The Center for Medicine in the Public Interest (CMPI) is a non-profit medical issues research group. It was founded by the "free-market think tank" Pacific Research Institute. CMPI's research agenda deals with clinical outcomes and econometric studies that analyze the value of new medicines and genomic and molecular-based medical innovation.

CMPI is a 501(c)(3) organization and as such is not permitted to devote a substantial part of its activity to lobbying. Its officers have written articles on various issues including price controls on pharmaceutical products in publicly funded healthcare schemes in the United States, and restrictions on advertising in the European Union.
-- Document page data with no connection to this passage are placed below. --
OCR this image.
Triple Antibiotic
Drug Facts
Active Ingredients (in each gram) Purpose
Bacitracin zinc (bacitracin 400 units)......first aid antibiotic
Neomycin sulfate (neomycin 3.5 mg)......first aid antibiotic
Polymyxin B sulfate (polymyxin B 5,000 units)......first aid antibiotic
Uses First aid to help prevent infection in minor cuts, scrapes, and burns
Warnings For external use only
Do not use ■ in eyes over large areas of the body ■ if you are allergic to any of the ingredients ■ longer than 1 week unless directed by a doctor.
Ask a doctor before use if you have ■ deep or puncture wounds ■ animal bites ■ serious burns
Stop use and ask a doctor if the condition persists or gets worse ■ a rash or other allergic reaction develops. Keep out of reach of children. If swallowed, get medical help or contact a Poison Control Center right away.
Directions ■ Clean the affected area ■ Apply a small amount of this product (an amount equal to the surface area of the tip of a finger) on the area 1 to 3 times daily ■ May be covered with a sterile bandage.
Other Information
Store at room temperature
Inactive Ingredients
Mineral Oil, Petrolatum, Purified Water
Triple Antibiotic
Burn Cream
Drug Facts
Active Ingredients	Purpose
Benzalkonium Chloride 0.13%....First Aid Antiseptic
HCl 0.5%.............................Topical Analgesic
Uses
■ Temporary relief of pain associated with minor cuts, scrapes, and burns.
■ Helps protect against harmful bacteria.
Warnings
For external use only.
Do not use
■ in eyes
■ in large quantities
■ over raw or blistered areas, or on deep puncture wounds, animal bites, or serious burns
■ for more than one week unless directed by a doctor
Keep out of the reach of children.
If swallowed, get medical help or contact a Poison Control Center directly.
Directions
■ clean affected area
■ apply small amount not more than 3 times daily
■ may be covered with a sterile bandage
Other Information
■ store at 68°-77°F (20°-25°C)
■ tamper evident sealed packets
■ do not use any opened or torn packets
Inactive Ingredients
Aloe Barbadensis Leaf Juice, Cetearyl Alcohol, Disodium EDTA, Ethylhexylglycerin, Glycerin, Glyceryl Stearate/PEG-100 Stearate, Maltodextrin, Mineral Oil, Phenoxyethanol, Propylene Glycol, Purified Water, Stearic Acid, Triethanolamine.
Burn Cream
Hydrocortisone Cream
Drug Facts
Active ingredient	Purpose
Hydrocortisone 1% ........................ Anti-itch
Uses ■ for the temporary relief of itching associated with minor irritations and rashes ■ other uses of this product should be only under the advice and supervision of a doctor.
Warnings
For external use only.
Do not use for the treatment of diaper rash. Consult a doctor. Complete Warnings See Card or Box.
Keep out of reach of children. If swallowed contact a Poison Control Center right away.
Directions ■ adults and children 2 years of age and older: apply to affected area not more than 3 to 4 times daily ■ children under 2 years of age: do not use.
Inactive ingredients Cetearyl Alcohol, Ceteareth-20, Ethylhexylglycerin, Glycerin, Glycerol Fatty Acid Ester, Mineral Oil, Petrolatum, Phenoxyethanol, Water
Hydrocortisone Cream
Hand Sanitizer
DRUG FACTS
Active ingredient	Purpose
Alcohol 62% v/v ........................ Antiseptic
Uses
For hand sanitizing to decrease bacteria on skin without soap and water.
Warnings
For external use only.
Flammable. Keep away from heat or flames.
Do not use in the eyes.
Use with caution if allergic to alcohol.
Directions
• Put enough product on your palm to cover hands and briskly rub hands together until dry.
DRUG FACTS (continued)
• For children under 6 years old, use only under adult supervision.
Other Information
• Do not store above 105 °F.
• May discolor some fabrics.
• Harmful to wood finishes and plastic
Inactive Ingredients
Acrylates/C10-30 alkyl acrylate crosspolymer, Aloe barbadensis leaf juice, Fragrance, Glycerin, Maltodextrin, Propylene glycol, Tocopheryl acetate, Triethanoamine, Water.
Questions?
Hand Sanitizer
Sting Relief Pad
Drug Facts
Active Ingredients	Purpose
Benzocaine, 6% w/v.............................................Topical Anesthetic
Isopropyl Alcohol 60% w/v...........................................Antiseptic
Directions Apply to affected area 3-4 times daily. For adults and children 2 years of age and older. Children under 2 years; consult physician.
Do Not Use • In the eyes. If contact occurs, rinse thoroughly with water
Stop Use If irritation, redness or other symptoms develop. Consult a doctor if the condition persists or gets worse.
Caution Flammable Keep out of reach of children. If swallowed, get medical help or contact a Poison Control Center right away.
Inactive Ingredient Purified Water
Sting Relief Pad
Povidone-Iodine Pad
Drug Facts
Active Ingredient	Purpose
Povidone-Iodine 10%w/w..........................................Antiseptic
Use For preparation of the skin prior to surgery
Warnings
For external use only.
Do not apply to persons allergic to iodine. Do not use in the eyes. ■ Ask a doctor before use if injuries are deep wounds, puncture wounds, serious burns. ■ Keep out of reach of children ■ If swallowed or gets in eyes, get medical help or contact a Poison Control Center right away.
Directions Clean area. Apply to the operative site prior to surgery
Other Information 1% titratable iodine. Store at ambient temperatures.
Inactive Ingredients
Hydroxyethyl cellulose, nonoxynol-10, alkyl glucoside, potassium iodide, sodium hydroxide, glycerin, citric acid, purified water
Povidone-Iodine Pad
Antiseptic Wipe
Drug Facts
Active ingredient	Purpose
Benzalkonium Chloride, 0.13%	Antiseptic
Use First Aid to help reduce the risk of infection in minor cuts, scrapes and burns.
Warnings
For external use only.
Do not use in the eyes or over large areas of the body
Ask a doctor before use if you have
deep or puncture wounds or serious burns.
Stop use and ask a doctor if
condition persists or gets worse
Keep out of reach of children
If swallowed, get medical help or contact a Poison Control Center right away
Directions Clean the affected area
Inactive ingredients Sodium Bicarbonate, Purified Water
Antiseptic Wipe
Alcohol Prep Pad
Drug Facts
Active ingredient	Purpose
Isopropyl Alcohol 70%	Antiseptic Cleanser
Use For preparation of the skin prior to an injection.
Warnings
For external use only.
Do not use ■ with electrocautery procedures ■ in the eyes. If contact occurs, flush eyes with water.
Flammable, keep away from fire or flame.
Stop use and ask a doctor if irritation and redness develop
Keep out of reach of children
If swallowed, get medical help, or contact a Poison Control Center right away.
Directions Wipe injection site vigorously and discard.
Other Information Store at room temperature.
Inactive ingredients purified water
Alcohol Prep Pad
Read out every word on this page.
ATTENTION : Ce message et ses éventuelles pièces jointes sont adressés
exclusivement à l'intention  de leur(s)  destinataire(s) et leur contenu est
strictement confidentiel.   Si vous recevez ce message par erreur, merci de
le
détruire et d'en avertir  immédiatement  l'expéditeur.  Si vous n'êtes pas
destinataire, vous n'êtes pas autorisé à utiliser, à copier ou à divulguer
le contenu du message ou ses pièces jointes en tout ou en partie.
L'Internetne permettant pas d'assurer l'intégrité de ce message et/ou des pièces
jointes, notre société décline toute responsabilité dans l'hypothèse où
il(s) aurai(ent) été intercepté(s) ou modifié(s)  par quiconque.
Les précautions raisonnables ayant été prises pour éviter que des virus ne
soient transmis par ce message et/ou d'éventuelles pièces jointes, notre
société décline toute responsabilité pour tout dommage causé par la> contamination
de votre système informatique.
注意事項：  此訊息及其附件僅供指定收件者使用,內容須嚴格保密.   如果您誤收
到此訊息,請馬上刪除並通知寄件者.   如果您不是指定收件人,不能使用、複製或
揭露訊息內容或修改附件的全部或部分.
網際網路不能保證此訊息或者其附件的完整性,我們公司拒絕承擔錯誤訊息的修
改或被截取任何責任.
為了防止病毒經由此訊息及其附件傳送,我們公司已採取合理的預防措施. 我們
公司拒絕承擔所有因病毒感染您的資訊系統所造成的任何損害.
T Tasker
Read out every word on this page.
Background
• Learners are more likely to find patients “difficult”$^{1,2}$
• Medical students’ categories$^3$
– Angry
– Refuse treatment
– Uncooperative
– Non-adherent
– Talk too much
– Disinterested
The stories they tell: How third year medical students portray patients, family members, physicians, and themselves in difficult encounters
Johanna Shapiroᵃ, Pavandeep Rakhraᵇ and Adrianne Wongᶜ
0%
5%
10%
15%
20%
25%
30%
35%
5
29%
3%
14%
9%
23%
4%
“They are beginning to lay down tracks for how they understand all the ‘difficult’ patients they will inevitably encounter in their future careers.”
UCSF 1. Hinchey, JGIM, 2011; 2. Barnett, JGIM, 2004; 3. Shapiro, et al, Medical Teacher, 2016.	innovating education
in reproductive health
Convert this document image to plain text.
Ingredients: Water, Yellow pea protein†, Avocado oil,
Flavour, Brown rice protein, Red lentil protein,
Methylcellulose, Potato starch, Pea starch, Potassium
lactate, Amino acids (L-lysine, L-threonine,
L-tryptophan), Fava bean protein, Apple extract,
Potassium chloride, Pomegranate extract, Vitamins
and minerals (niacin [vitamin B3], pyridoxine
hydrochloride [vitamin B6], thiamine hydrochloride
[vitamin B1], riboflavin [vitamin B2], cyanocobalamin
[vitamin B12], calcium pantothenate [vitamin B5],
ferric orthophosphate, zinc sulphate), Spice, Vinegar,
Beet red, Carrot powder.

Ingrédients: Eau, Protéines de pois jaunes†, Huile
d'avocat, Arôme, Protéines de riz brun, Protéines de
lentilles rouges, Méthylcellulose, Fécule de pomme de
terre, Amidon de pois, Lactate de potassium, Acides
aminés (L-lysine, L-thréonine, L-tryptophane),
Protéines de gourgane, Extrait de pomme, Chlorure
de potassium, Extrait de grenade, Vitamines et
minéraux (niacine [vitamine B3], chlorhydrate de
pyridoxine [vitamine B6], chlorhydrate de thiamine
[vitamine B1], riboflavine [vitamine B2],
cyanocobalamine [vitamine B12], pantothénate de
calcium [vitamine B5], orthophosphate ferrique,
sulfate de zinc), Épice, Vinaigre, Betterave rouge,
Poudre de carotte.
The Economist Intelligence Unit has written that the organisation generally takes a pro-drug industry viewpoint.

==Issues==
===Universal healthcare===
CMMPI is a strong opponent of universal healthcare and favors a free-market approach to health care policy. The center created a website called BigGovHealth.org to tell the stories of people who faced difficulties with the health care systems in Europe and Canada. The site also included interviews with health policy experts in Europe and Canada. The website is no longer up, now showing a page where you can offer to purchase the domain.

===Drug imports===
The group opposes the importation of drugs in order to lower prices in the United States, arguing in part that Canadian pharmaceutical companies' products are dangerous because they are not regulated by the FDA but by foreign government agencies.

==Personnel==

CMPI was founded by Peter Pitts, former FDA Associate Commissioner for External Relations under the Bush administration, and Dr. Robert Goldberg, former fellow at the Manhattan Institute.

CMPI Senior Fellows include:

- Jacob Arfwedson

==Funding==
Funders include PhRMA and Pfizer.

==Reports==

CMPI has published studies on the value of new cancer drugs, the cost-effectiveness of certain
Alzheimer's treatments, evidence-based medicine, and drug counterfeiting.